One of the most notorious cases was Natural Born Killers, a film directed by Oliver Stone that adapted an original screenplay by Tarantino. The filmmaker was at the beginning of his career, so he sold the script because he was unable to find funding to direct it himself. Knowing the director’s temperament, imagine what it meant for him to see his beloved script end up on the big screen in the hands of others.
“Basically, they rewrote my script. That’s the first one, and I think you can stop there,” he declared in a radio interview with Opie & Anthony. “What bothers me is that I know people… Hollywood screenwriters rewrite all the time, and it always happens, but not with me. The minute it happened, I said, ‘I’m not going to play this game.’ He didn’t have the right. I would have preferred he had stolen from me .” And it seems that, as he speaks, he gets heated.

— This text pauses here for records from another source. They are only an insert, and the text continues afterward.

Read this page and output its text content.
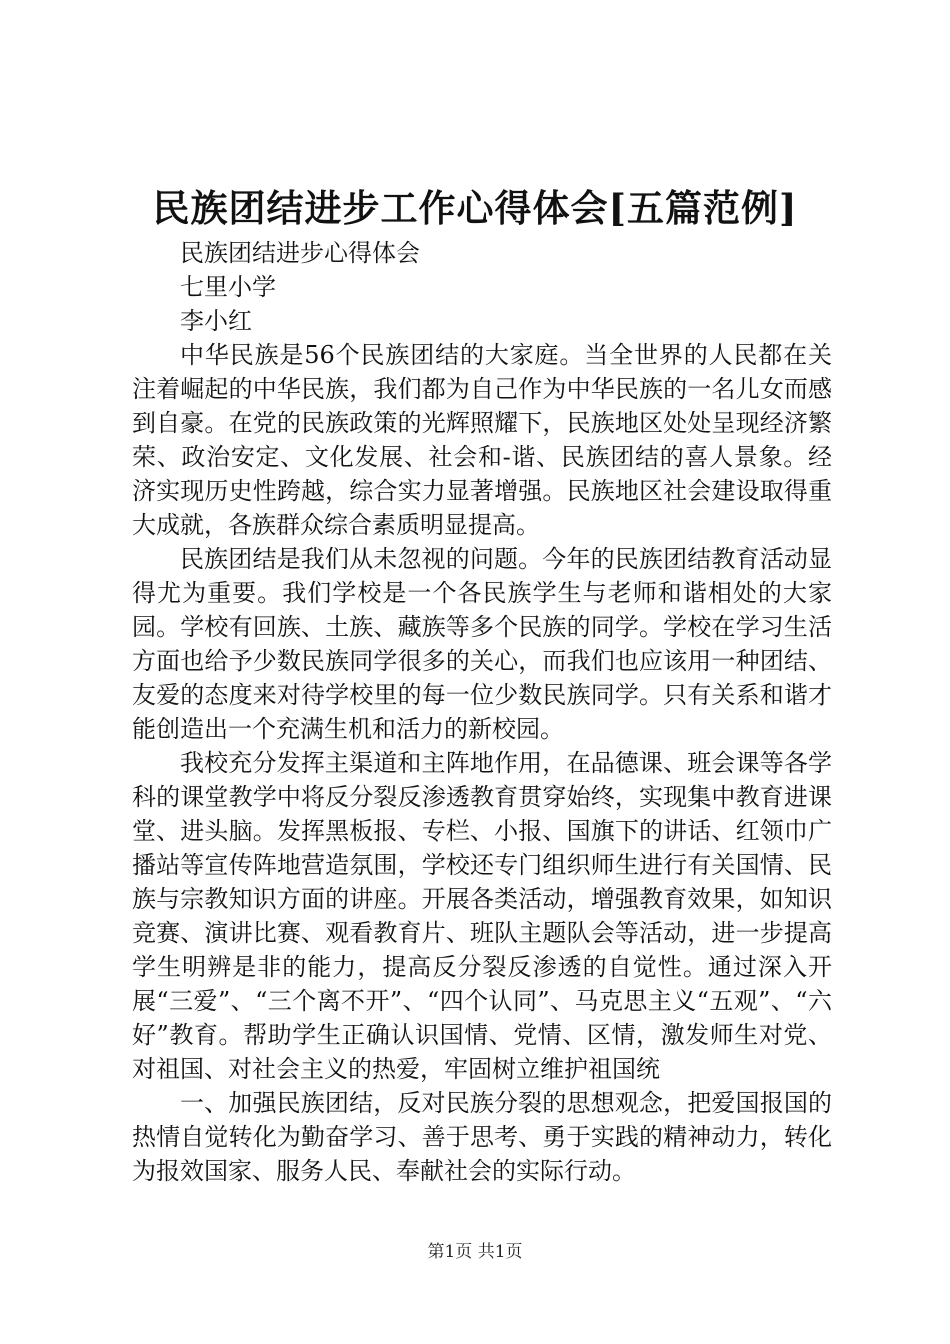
民族团结进步工作心得体会[五篇范例]

民族团结进步心得体会

七里小学

李小红

中华民族是56个民族团结的大家庭。当全世界的人民都在关注着崛起的中华民族，我们都为自己作为中华民族的一名儿女而感到自豪。在党的民族政策的光辉照耀下，民族地区处处呈现经济繁荣、政治安定、文化发展、社会和-谐、民族团结的喜人景象。经济实现历史性跨越，综合实力显著增强。民族地区社会建设取得重大成就，各族群众综合素质明显提高。

民族团结是我们从未忽视的问题。今年的民族团结教育活动显得尤为重要。我们学校是一个各民族学生与老师和谐相处的大家园。学校有回族、土族、藏族等多个民族的同学。学校在学习生活方面也给予少数民族同学很多的关心，而我们也应该用一种团结、友爱的态度来对待学校里的每一位少数民族同学。只有关系和谐才能创造出一个充满生机和活力的新校园。

我校充分发挥主渠道和主阵地作用，在品德课、班会课等各学科的课堂教学中将反分裂反渗透教育贯穿始终，实现集中教育进课堂、进头脑。发挥黑板报、专栏、小报、国旗下的讲话、红领巾广播站等宣传阵地营造氛围，学校还专门组织师生进行有关国情、民族与宗教知识方面的讲座。开展各类活动，增强教育效果，如知识竞赛、演讲比赛、观看教育片、班队主题队会等活动，进一步提高学生明辨是非的能力，提高反分裂反渗透的自觉性。通过深入开展“三爱”、“三个离不开”、“四个认同”、马克思主义“五观”、“六好”教育。帮助学生正确认识国情、党情、区情，激发师生对党、对祖国、对社会主义的热爱，牢固树立维护祖国统

一、加强民族团结，反对民族分裂的思想观念，把爱国报国的热情自觉转化为勤奋学习、善于思考、勇于实践的精神动力，转化为报效国家、服务人民、奉献社会的实际行动。

第1页 共1页
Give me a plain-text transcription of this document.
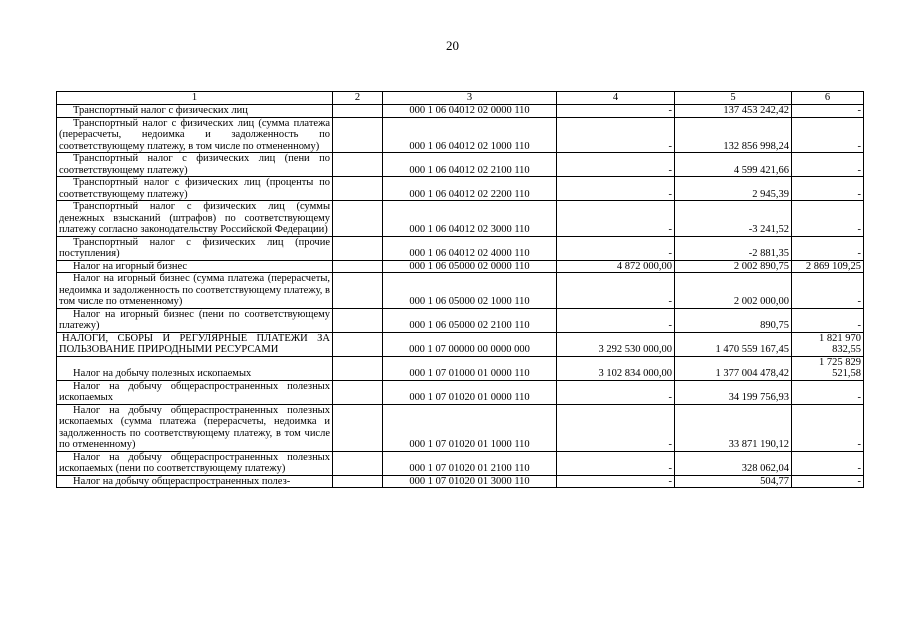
20
1	2	3	4	5	6

Транспортный налог с физических лиц		000 1 06 04012 02 0000 110	-	137 453 242,42	-

Транспортный налог с физических лиц (сумма платежа (перерасчеты, недоимка и задолженность по соответствующему платежу, в том числе по отмененному)		000 1 06 04012 02 1000 110	-	132 856 998,24	-

Транспортный налог с физических лиц (пени по соответствующему платежу)		000 1 06 04012 02 2100 110	-	4 599 421,66	-

Транспортный налог с физических лиц (проценты по соответствующему платежу)		000 1 06 04012 02 2200 110	-	2 945,39	-

Транспортный налог с физических лиц (суммы денежных взысканий (штрафов) по соответствующему платежу согласно законодательству Российской Федерации)		000 1 06 04012 02 3000 110	-	-3 241,52	-

Транспортный налог с физических лиц (прочие поступления)		000 1 06 04012 02 4000 110	-	-2 881,35	-

Налог на игорный бизнес		000 1 06 05000 02 0000 110	4 872 000,00	2 002 890,75	2 869 109,25

Налог на игорный бизнес (сумма платежа (перерасчеты, недоимка и задолженность по соответствующему платежу, в том числе по отмененному)		000 1 06 05000 02 1000 110	-	2 002 000,00	-

Налог на игорный бизнес (пени по соответствующему платежу)		000 1 06 05000 02 2100 110	-	890,75	-

НАЛОГИ, СБОРЫ И РЕГУЛЯРНЫЕ ПЛАТЕЖИ ЗА ПОЛЬЗОВАНИЕ ПРИРОДНЫМИ РЕСУРСАМИ		000 1 07 00000 00 0000 000	3 292 530 000,00	1 470 559 167,45	1 821 970 832,55

Налог на добычу полезных ископаемых		000 1 07 01000 01 0000 110	3 102 834 000,00	1 377 004 478,42	1 725 829 521,58

Налог на добычу общераспространенных полезных ископаемых		000 1 07 01020 01 0000 110	-	34 199 756,93	-

Налог на добычу общераспространенных полезных ископаемых (сумма платежа (перерасчеты, недоимка и задолженность по соответствующему платежу, в том числе по отмененному)		000 1 07 01020 01 1000 110	-	33 871 190,12	-

Налог на добычу общераспространенных полезных ископаемых (пени по соответствующему платежу)		000 1 07 01020 01 2100 110	-	328 062,04	-

Налог на добычу общераспространенных полез-		000 1 07 01020 01 3000 110	-	504,77	-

I never sat down and watched the movie from beginning to end. I went to the cinema to see it once and had to leave. It was like a terrible sitcom.
This type of statement, made especially during the promotion of Natural Born Killers, did Oliver Stone a lot of harm. “All over the world, wherever we went, the criticism hurt us, because he said we had rewritten the script. He hadn’t even seen the film, but he criticized me, said things about my films. It was simply outrageous,” the director asserted.
It was an open war between the two filmmakers that, in reality, has neither a winner nor a loser. Perhaps Natural Born Killers doesn’t have as good reviews as films directed by Quentin Tarantino, but, at the same time, this and other comments are helping to portray Tarantino as one of the most controversial figures in Hollywood.